The Need Is Critical
While the technology is still evolving, the ability to prevent mislabeling is increasingly critical. Worldwide, about 30,000 species of fish are thought to exist, about 1,500 of which currently are sold commercially in the U.S. As we run out of the most popular fish types, the number of species harvested is expected to increase. That in turn will likely lead to more confusion about what's being bought and sold.
Although new species are still being added to the database, DNA evidence has already been used by FDA in support of enforcement actions against fish wholesalers found to be substituting one fish for another. In 2013, for example, the Department of Justice charged the owner of an Illinois seafood distributor with mislabeling fish. The owner subsequently pleaded guilty and received a maximum $100,000 fine and was sentenced to five years' probation.
It also has been used to test and reject imported fish that are misbranded, and has helped investigators trace the source of illness outbreaks. DNA testing can pinpoint with much greater accuracy what kind of fish was involved in an outbreak. For example, scientists may suspect that the source of an illness was a "snapper" or a "grouper." But there are more than 100 species that can be marketed within those two categories alone. Being able to determine the exact species involved in an illness provides critical clues to finding and eliminating the source of the problem.
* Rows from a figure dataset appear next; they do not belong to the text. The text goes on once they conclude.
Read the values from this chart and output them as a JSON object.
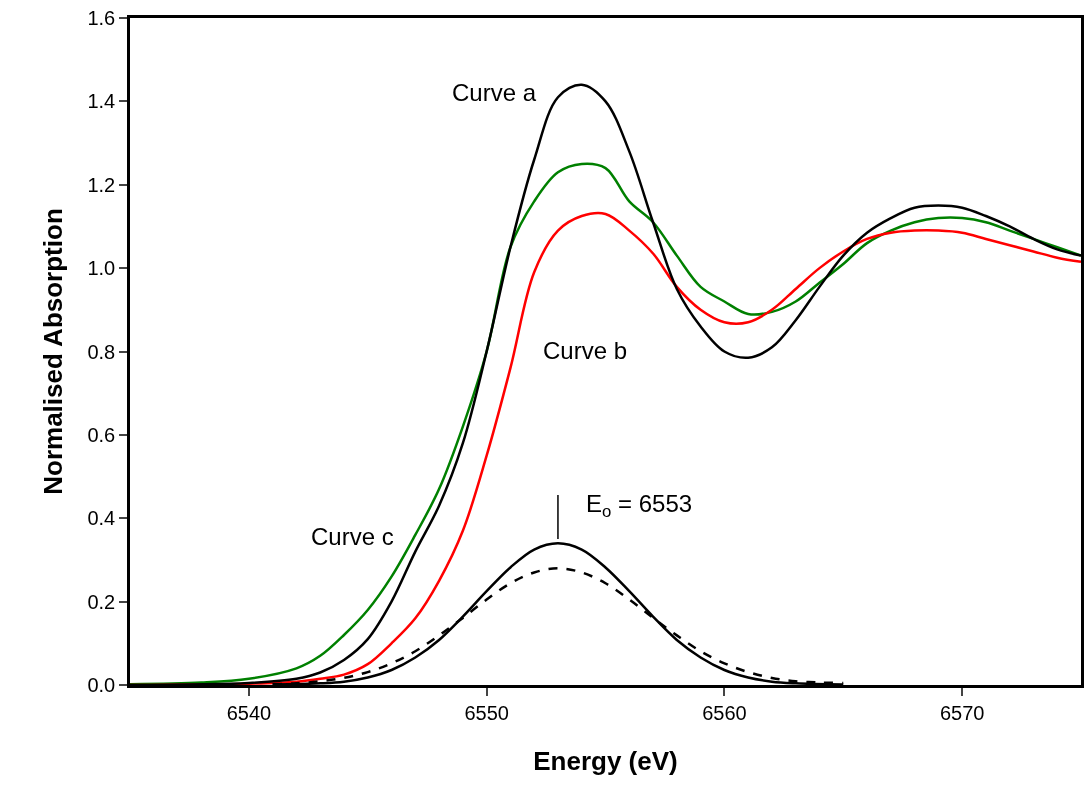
{
  "chart_data": {
    "type": "line",
    "xlabel": "Energy (eV)",
    "ylabel": "Normalised Absorption",
    "xlim": [
      6535,
      6575
    ],
    "xticks": [
      6540,
      6550,
      6560,
      6570
    ],
    "ylim": [
      0,
      1.6
    ],
    "yticks": [
      {
        "value": 0,
        "label": "0.0"
      },
      0.2,
      0.4,
      0.6,
      0.8,
      {
        "value": 1,
        "label": "1.0"
      },
      1.2,
      1.4,
      1.6
    ],
    "grid": false,
    "legend": false,
    "marker": "none",
    "line_style": "solid",
    "series": [
      {
        "name": "Curve c",
        "color": "#008000",
        "x": [
          6535,
          6538,
          6540,
          6542,
          6543,
          6544,
          6545,
          6546,
          6547,
          6548,
          6549,
          6550,
          6551,
          6552,
          6553,
          6554,
          6555,
          6556,
          6557,
          6558,
          6559,
          6560,
          6561,
          6562,
          6563,
          6564,
          6565,
          6566,
          6567,
          6568,
          6569,
          6570,
          6571,
          6572,
          6573,
          6574,
          6575
        ],
        "values": [
          0.002,
          0.006,
          0.015,
          0.04,
          0.07,
          0.12,
          0.18,
          0.26,
          0.36,
          0.47,
          0.62,
          0.8,
          1.05,
          1.16,
          1.23,
          1.25,
          1.24,
          1.16,
          1.11,
          1.03,
          0.955,
          0.92,
          0.89,
          0.895,
          0.92,
          0.965,
          1.01,
          1.06,
          1.09,
          1.11,
          1.12,
          1.12,
          1.11,
          1.09,
          1.07,
          1.05,
          1.03
        ]
      },
      {
        "name": "Curve b",
        "color": "#ff0000",
        "x": [
          6535,
          6540,
          6542,
          6543,
          6544,
          6545,
          6546,
          6547,
          6548,
          6549,
          6550,
          6551,
          6552,
          6553,
          6554,
          6555,
          6556,
          6557,
          6558,
          6559,
          6560,
          6561,
          6562,
          6563,
          6564,
          6565,
          6566,
          6567,
          6568,
          6569,
          6570,
          6571,
          6572,
          6573,
          6574,
          6575
        ],
        "values": [
          0,
          0.003,
          0.008,
          0.015,
          0.025,
          0.05,
          0.1,
          0.16,
          0.25,
          0.37,
          0.55,
          0.76,
          0.99,
          1.09,
          1.125,
          1.13,
          1.09,
          1.035,
          0.955,
          0.9,
          0.87,
          0.87,
          0.9,
          0.95,
          1.0,
          1.04,
          1.07,
          1.085,
          1.09,
          1.09,
          1.085,
          1.07,
          1.055,
          1.04,
          1.025,
          1.015
        ]
      },
      {
        "name": "Curve a",
        "color": "#000000",
        "x": [
          6535,
          6540,
          6542,
          6543,
          6544,
          6545,
          6546,
          6547,
          6548,
          6549,
          6550,
          6551,
          6552,
          6553,
          6554,
          6555,
          6556,
          6557,
          6558,
          6559,
          6560,
          6561,
          6562,
          6563,
          6564,
          6565,
          6566,
          6567,
          6568,
          6569,
          6570,
          6571,
          6572,
          6573,
          6574,
          6575
        ],
        "values": [
          0,
          0.005,
          0.015,
          0.03,
          0.06,
          0.11,
          0.2,
          0.32,
          0.43,
          0.58,
          0.8,
          1.05,
          1.26,
          1.41,
          1.44,
          1.4,
          1.28,
          1.11,
          0.95,
          0.86,
          0.8,
          0.785,
          0.81,
          0.875,
          0.955,
          1.03,
          1.085,
          1.12,
          1.145,
          1.15,
          1.145,
          1.125,
          1.1,
          1.07,
          1.045,
          1.03
        ]
      },
      {
        "color": "#000000",
        "x": [
          6541,
          6543,
          6544,
          6545,
          6546,
          6547,
          6548,
          6549,
          6550,
          6551,
          6552,
          6553,
          6554,
          6555,
          6556,
          6557,
          6558,
          6559,
          6560,
          6561,
          6562,
          6563,
          6565
        ],
        "values": [
          0.001,
          0.004,
          0.008,
          0.018,
          0.036,
          0.066,
          0.108,
          0.164,
          0.225,
          0.282,
          0.325,
          0.34,
          0.325,
          0.282,
          0.225,
          0.164,
          0.108,
          0.066,
          0.036,
          0.018,
          0.008,
          0.004,
          0.001
        ]
      },
      {
        "color": "#000000",
        "line_style": "dashed",
        "x": [
          6541,
          6542,
          6543,
          6544,
          6545,
          6546,
          6547,
          6548,
          6549,
          6550,
          6551,
          6552,
          6553,
          6554,
          6555,
          6556,
          6557,
          6558,
          6559,
          6560,
          6561,
          6562,
          6563,
          6564,
          6565
        ],
        "values": [
          0.002,
          0.004,
          0.009,
          0.017,
          0.031,
          0.052,
          0.081,
          0.119,
          0.161,
          0.205,
          0.244,
          0.27,
          0.28,
          0.27,
          0.244,
          0.205,
          0.161,
          0.119,
          0.081,
          0.052,
          0.031,
          0.017,
          0.009,
          0.006,
          0.005
        ]
      }
    ],
    "annotations": [
      {
        "text": "E$_{o}$ = 6553",
        "x": 6553,
        "y": 0.35
      }
    ]
  }
}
Scientists at the Canadian Centre for DNA Barcoding have proposed creating a portable barcoding device so that this process can move beyond the laboratory.
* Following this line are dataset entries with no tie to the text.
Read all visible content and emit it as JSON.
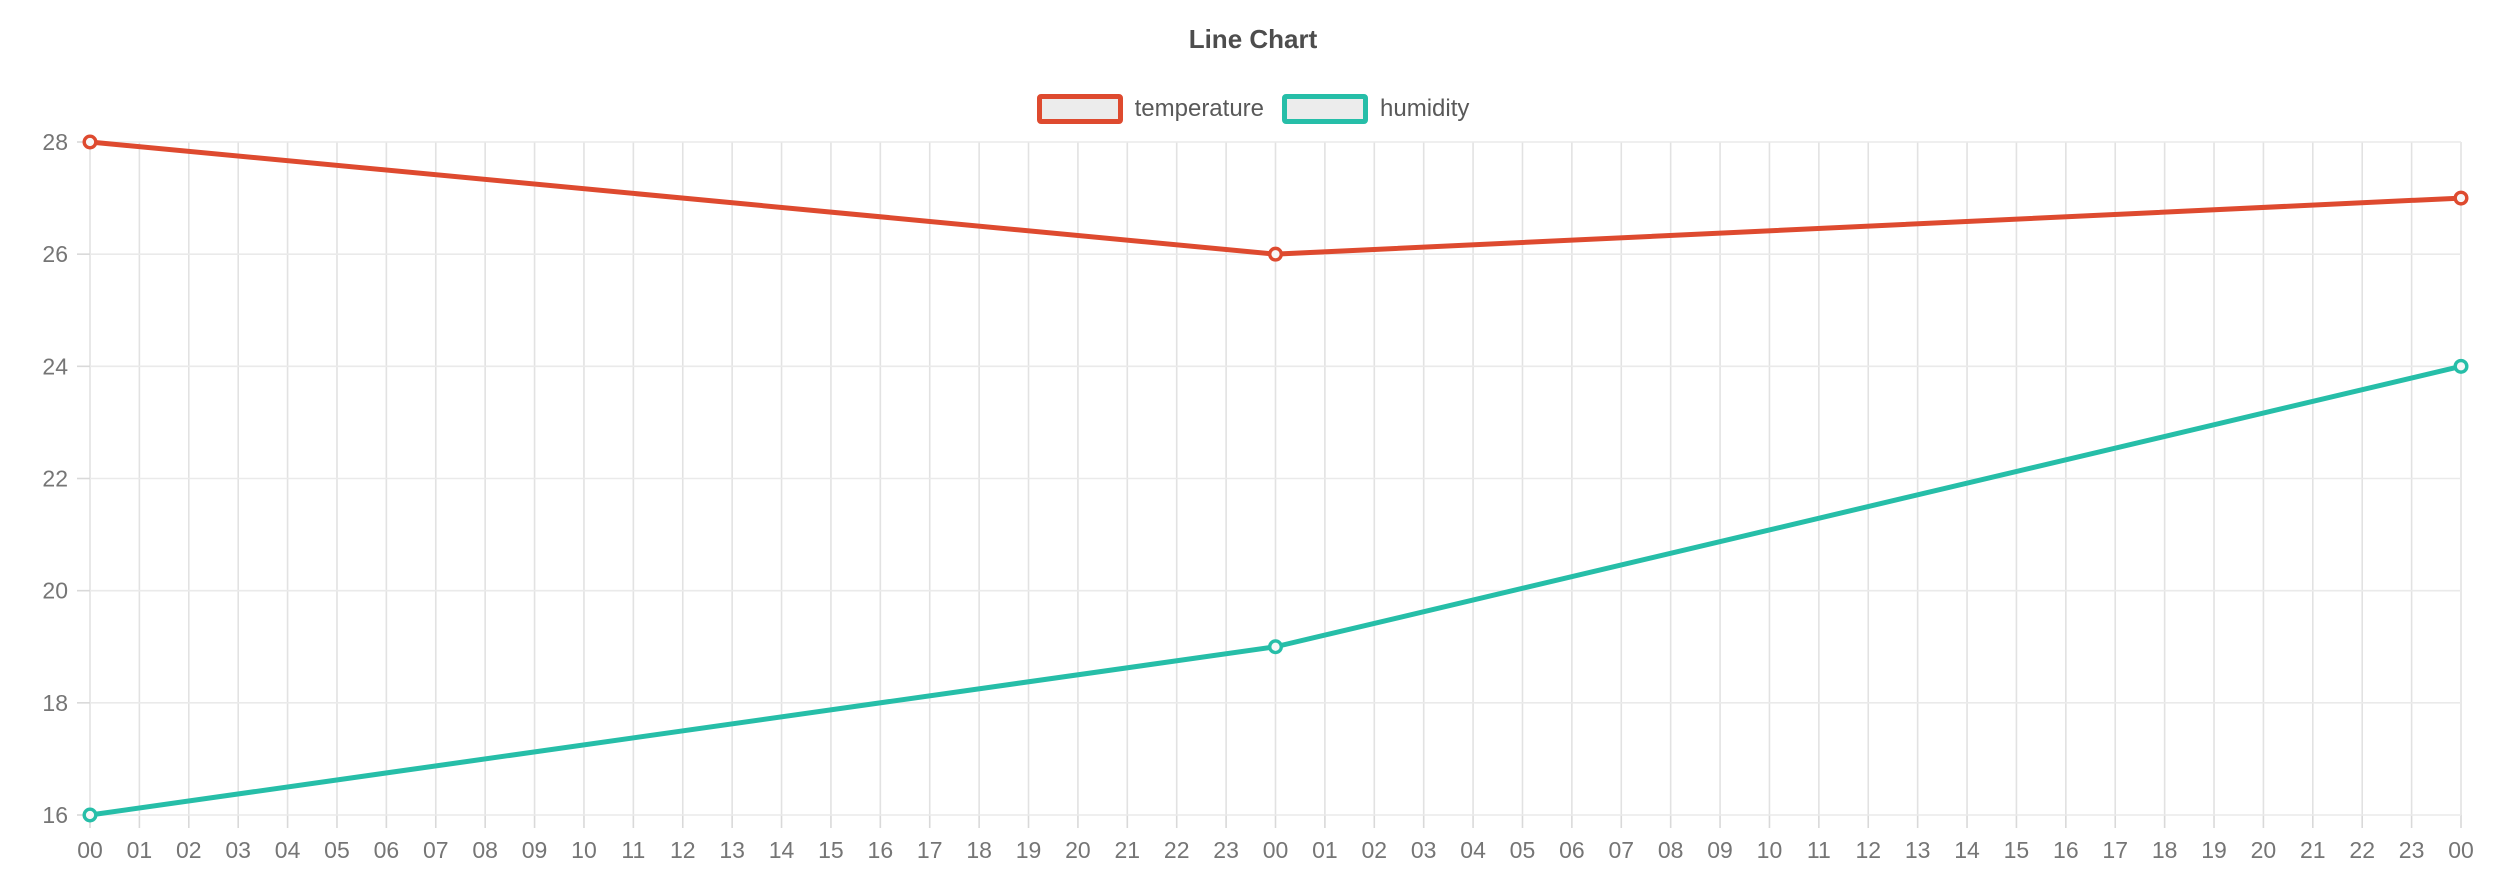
{
  "page": {
    "background": "#ffffff"
  },
  "chart_data": {
    "type": "line",
    "title": "Line Chart",
    "xlabel": "",
    "ylabel": "",
    "x_tick_labels": [
      "00",
      "01",
      "02",
      "03",
      "04",
      "05",
      "06",
      "07",
      "08",
      "09",
      "10",
      "11",
      "12",
      "13",
      "14",
      "15",
      "16",
      "17",
      "18",
      "19",
      "20",
      "21",
      "22",
      "23",
      "00",
      "01",
      "02",
      "03",
      "04",
      "05",
      "06",
      "07",
      "08",
      "09",
      "10",
      "11",
      "12",
      "13",
      "14",
      "15",
      "16",
      "17",
      "18",
      "19",
      "20",
      "21",
      "22",
      "23",
      "00"
    ],
    "y_ticks": [
      16,
      18,
      20,
      22,
      24,
      26,
      28
    ],
    "ylim": [
      16,
      28
    ],
    "grid": true,
    "legend_position": "top-center",
    "series": [
      {
        "name": "temperature",
        "color": "#de4a2f",
        "point_indices": [
          0,
          24,
          48
        ],
        "values": [
          28,
          26,
          27
        ]
      },
      {
        "name": "humidity",
        "color": "#26bea8",
        "point_indices": [
          0,
          24,
          48
        ],
        "values": [
          16,
          19,
          24
        ]
      }
    ],
    "colors": {
      "grid_vertical": "#e2e2e2",
      "grid_horizontal": "#eaeaea",
      "tick": "#d9d9d9",
      "axis_label": "#757575",
      "title": "#4d4d4d",
      "legend_label": "#595959",
      "marker_fill": "#f7f7f7",
      "legend_marker_fill": "#ececec"
    }
  }
}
Previously, to identify a species the FDA relied on a combination of physical characteristics and a protein analysis that wasn't as exact and that didn't work well on fish that had been cooked. Moreover, protein in the fish broke down over time, so there was a constant need to refurbish fresh fish samples. Moreover, making comparisons between the fish in question and reference samples was difficult and time consuming.
The Science of Identifying Species
The fish barcoding project demonstrates the advanced science practiced in FDA labs. Procedures include some similar to those used to create the human genome, a genetic map of the body.
The DNA of all living things is made up of just four chemical bases—adenine (A), guanine (G), cystosine (C), and thymine (T). Millions of those four bases are present in an organism as complex as a fish. The order, or "sequence," of those bases is unique to every species.
Sequencing all the DNA in a fish sample would provide too much information—specifically, the order of all those millions of bases that make up the DNA of a fish. Instead, scientists can now identify one specific piece of DNA that has just 650 bases. That fragment typically provides enough genetic information to identify a fish species.
Requiring only a pinhead-sized piece of fish tissue, that specific piece of DNA is isolated and replicated, in other words copying it and separating it from all of the other DNA, using a technique called Polymerase Chain Reaction or PCR. The PCR technique, performed on an instrument called a thermocycler, can isolate this particular fragment of DNA from nearly all fish species. Several other steps, including analyzing with a DNA sequencer, will eventually lead to a unique bar code for each species.
The technique can be used to identify anything from skinned fish fillets to tiny bits of fish in a cooked soup.
"We know that our team's DNA project has immediate practical applications to prevent seafood fraud and increase the safety of seafood," says Deeds. "The additional benefits in the future to science and the public we can only imagine."